A single study is hardly ever conclusive. Hence, a way to deal with uncertainty is to meta-analyze and to combine evidence. Let’s make a collaborative effort to increase knowledge, not (only) personal fame.
This has been emphasized several times, and, as far as I read the papers of the special issue, no replicator made this implication. In contrast, the discussions were generally worded very cautious. Look in the original literature of the special issue, and you will hardly (or not at all) find evidence for “replication bullying”.
The nasty false-positive monster is lurking around for everybody of us. And when, someday, one of my studies cannot be replicated, then, of course I’ll be pissed off at first, but then …
It does *not* imply that I am a bad researcher.
It does *not* imply that the replicator is a “bully”.
But it means that we increased knowledge a little bit.
Or, as Dale Barr (@dalejbarr) tweeted: “If you publish a study demonstrating an effect, you don’t OWN that effect.”
As several others argued, it usually is very helpful, sensible, and fruitful to include the original authors in the replication effort. In an ideal world we make a collaborative effort to increase knowledge, and a very good example for a “best practice adversarial collaboration”, see the paper and procedure by Dora Matzke and colleagues (2013). Here, proponents and skeptics of an effect worked, together with an impartial referee, on a confirmatory study.
To summarize, involvement of original authors is nice and often fruitful, but definitely not necessary.
Remember the old times where “debate” was carried out with a time-lag of at least 6 months (until your comment was printed in the journal, if you were lucky), and usually didn’t happen at all?

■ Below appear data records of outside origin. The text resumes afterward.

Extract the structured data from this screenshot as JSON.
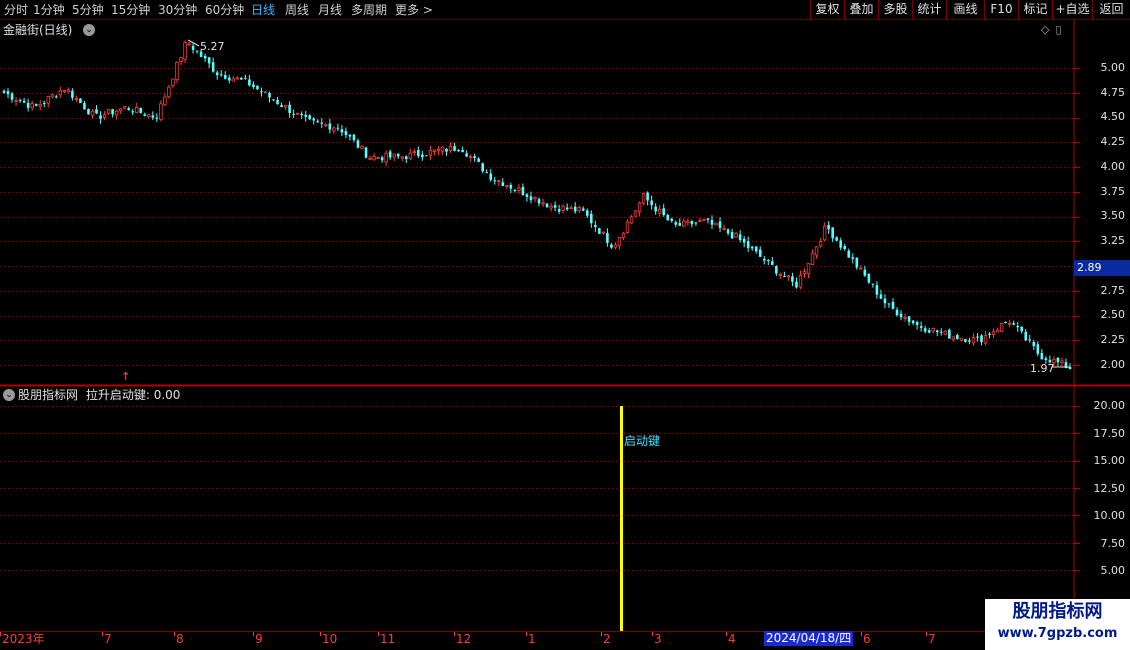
{
  "toolbar": {
    "periods": [
      "分时",
      "1分钟",
      "5分钟",
      "15分钟",
      "30分钟",
      "60分钟",
      "日线",
      "周线",
      "月线",
      "多周期",
      "更多 >"
    ],
    "active_period": "日线",
    "buttons": [
      "复权",
      "叠加",
      "多股",
      "统计",
      "画线",
      "F10",
      "标记",
      "+自选",
      "返回"
    ]
  },
  "price_panel": {
    "title": "金融街(日线)",
    "current_price": "2.89",
    "high_label": "5.27",
    "low_label": "1.97",
    "y_ticks": [
      "5.00",
      "4.75",
      "4.50",
      "4.25",
      "4.00",
      "3.75",
      "3.50",
      "3.25",
      "2.75",
      "2.50",
      "2.25",
      "2.00"
    ]
  },
  "indicator_panel": {
    "title": "股朋指标网",
    "formula": "拉升启动键: 0.00",
    "signal_label": "启动键",
    "y_ticks": [
      "20.00",
      "17.50",
      "15.00",
      "12.50",
      "10.00",
      "7.50",
      "5.00"
    ]
  },
  "date_axis": {
    "labels": [
      "2023年",
      "7",
      "8",
      "9",
      "10",
      "11",
      "12",
      "1",
      "2",
      "3",
      "4",
      "6",
      "7"
    ],
    "cursor_date": "2024/04/18/四"
  },
  "watermark": {
    "line1": "股朋指标网",
    "line2": "www.7gpzb.com"
  },
  "colors": {
    "up": "#ff3a3a",
    "down": "#54ffff",
    "signal_bar": "#ffff00",
    "grid": "#8a0000"
  },
  "chart_data": {
    "type": "line",
    "title": "金融街(日线)",
    "xlabel": "",
    "ylabel": "",
    "ylim": [
      1.9,
      5.5
    ],
    "x": [
      "2023年",
      "7",
      "8",
      "9",
      "10",
      "11",
      "12",
      "1",
      "2",
      "3",
      "4",
      "6",
      "7"
    ],
    "series": [
      {
        "values": [
          4.75,
          4.6,
          4.8,
          4.5,
          4.6,
          4.5,
          5.27,
          4.95,
          4.85,
          4.65,
          4.45,
          4.4,
          4.1,
          4.1,
          4.15,
          4.2,
          3.9,
          3.75,
          3.6,
          3.55,
          3.2,
          3.7,
          3.4,
          3.45,
          3.3,
          3.05,
          2.8,
          3.4,
          3.0,
          2.6,
          2.4,
          2.3,
          2.25,
          2.45,
          2.1,
          1.97
        ]
      }
    ]
  }
}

I *love* reading and participating the active debate. This feels so much more like science than what we used to do. What happens here is not a shitstorm – it’s a debate! And the majority of comments really is directed at the issue and has a calm and constructive tone.
So, use the new media for post-publication-review, #HIBAR (Had I Been A Reviewer), and real exchange. The rules of the game seem to change, slowly.